For organizations leveraging AWS, Harvester acts as the perfect on-premises counterpart.

AWS Outposts & EKS Anywhere

While AWS Outposts extends AWS infrastructure to your datacenter, it can be cost-prohibitive for smaller edge locations. Harvester can fill this gap by running EKS Anywhere clusters on bare metal or VMs.
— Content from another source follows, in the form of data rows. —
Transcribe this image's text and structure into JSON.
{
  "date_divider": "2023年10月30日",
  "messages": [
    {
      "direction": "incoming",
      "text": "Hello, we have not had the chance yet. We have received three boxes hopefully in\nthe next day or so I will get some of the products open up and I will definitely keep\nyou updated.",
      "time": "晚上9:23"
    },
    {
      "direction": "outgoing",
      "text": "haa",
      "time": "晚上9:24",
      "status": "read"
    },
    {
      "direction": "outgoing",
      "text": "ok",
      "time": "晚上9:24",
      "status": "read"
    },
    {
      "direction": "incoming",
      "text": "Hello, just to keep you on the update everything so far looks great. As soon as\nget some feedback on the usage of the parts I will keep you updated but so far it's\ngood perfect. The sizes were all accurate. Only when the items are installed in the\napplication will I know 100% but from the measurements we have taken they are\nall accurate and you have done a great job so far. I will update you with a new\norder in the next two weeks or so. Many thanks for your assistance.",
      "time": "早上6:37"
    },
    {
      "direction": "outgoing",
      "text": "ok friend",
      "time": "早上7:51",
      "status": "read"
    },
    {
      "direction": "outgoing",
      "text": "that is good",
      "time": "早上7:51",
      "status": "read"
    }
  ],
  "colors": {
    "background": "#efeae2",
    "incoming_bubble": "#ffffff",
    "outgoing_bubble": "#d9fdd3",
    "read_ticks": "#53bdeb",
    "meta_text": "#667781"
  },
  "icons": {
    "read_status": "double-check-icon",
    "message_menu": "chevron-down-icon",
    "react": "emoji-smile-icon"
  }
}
This allows you to maintain a consistent Kubernetes operational model across:

  • AWS Region: EKS (Elastic Kubernetes Service)
  • On-Premises Core: AWS Outposts
  • Edge Locations: Harvester running EKS Anywhere

Data Gravity and Latency

By deploying Harvester at the edge, you can process data locally before sending aggregated insights to AWS S3 or DynamoDB. This architecture minimizes latency for real-time applications (IoT, manufacturing) and reduces egress costs.

Architecture: The Edge-to-Cloud Continuum

  1. Edge: Harvester clusters running on commodity hardware, hosting local applications and data ingestion services.
  2. Core: A central Rancher management plane (potentially on AWS) orchestrating these edge clusters.
  3. Cloud: AWS services for long-term storage, analytics, and global distribution.

Conclusion

Harvester bridges the gap between traditional virtualization and modern cloud-native infrastructure. By adopting Harvester as part of a broader hybrid cloud strategy involving AWS, organizations can achieve the flexibility of the cloud with the performance and control of on-premises hardware. It empowers teams to build resilient, low-latency architectures that span from the edge to the cloud.